The judges were Alesha Dixon, Dawn French, Craig David and Gary Barlow. Dixon seemed to have been given the Simon “cruel to be kind” Cowell brief, but her heart wasn’t in it. The best she could do was to like something, then like something else a little less. Dawn French was hipster mum, down with the kids (“I had all the feels” she said of one performance), with Gary Barlow was the been-there, done that, got the millions in the bank to prove it, father figure.

The different acts soon blended into one big power ballad soup, with the audience cheering any bid to hit the big notes. The “line” turned out to be a golden runway that each night’s winner walked as they headed into the next round. Maybe it was meant to suggest a catwalk to celebrity heaven. What it really bellowed was sausage factory conveyor belt.

Adding more steps to this week’s total was Walking with Jim Moir (BBC2, Friday), featuring the artist better known as Vic Reeves going for a moderately-paced hike along a section of the Kent coast. The self-operated camera, functioning like some high tech selfie-stick, lends each programme in this likeable series a slightly strange, off kilter air. This was even more the case as Moir goggled at the houses set some way back from the shore. “Suburbia by the sea,” he called it. If Patrick McGoohan had suddenly appeared, pursued by a large white blob, the viewer would not have been too surprised.

Moir was happy as a clam striding along the beach, closing his eyes at one point just for the thrill of it. Correction: make that happy as the guy driving the miniature steam locomotive on the Romney, Hythe and Dymchurch Railway, who claimed to have the best job in the world. Moir believed him, as did I.

Later, scarfing fish and chips and a pint at walk’s end, Moir’s gig did not look too shabby either. Two questions: is it a walk if you take a train for part of it; and how did Reeves and his comedy pal Bob Mortimer go from masters of bizarro comedy to wise old men of the countryside? All that surreal humour must take its toll.

I know what you are thinking. When oh when will the TV gods give that promising up and comer Jimmy Carr his own game show? No, we must not be sarky about the repentant tax avoider, not least because he does it so much better.

I Literally Just Told You (Channel 4, Thursday) was, said Carr, “The only game show in the world that gives the contestants the answers before we ask the questions.” So he joked in his intro that he had 26 vials of Botox injected into his head. First question: how many vials … etc. You get the idea. Basically, all the contestants had to do to win cash was be sober. The audience at home at 10pm on a Thursday might have had a harder time with the answers.

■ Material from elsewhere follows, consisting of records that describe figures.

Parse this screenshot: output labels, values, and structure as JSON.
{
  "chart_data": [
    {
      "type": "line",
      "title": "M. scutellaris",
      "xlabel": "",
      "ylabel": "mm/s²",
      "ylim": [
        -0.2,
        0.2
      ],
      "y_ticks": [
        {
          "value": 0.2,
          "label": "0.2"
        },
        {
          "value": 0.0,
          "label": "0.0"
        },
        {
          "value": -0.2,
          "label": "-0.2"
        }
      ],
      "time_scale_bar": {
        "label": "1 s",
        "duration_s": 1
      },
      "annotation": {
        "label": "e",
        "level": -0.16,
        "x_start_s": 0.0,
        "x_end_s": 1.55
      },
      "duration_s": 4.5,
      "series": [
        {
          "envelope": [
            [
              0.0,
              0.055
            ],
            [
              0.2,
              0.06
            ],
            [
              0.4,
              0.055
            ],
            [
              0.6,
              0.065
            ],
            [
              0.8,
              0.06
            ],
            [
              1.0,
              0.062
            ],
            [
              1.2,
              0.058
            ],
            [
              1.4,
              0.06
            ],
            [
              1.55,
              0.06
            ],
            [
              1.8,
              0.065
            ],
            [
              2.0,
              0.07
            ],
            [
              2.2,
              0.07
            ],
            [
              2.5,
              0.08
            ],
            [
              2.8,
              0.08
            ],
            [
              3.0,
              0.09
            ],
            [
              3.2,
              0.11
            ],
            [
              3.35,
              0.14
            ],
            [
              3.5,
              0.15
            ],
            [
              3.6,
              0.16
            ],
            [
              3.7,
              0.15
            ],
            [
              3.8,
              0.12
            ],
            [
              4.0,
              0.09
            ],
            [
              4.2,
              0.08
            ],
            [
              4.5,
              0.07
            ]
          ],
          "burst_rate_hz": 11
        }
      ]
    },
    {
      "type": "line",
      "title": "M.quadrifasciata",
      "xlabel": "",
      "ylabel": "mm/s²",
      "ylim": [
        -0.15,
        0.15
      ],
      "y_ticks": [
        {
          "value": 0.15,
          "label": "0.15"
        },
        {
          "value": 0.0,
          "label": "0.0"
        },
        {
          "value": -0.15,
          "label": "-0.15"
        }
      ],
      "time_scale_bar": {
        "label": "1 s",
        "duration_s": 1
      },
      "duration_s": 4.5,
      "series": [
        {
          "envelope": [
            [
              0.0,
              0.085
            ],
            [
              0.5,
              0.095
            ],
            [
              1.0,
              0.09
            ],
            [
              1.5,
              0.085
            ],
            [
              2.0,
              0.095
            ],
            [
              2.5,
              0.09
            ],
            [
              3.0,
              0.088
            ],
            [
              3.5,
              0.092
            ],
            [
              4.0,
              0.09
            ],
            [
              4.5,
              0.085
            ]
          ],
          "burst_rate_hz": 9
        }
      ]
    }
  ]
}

An hour of people struggling to remember things does not sound like much of a winner, but factor in Carr and it’s a different story. As seen on Blankety Blank, Carr has softened somewhat in recent years. Yet when one contestant on “Literally” said she was not sure who Prince Charles was, a glint could be seen in Carr’s eyes. A cat looks at a mouse like that. But he thought better of it, teased the contestant gently, an everyone was a winner. A whole hour, though?

Succession (Sky Atlantic, Monday, 9pm) reached its finale in the suitably operatic setting of Italy, and what a closing act it was.

This third series of Jesse Armstrong’s comedy drama has had its moments of brilliance, though at times it did seem like a drama in search of a place to go next. Armstrong has now addressed this, turning the story on its head so that it is no longer “the sibs” against each other. The stage is thus set for the mother and father of all showdowns. From Brian Cox’s wounded but resurgent lion to cousin Greg finding another buyer for his soul, Succession was easily one of the best shows of the year. Sneaky Tom, eh? No power ballads, either, unless you count Kendall’s doomed bid to sing Billy Joel’s Honesty. Nurse, my ears!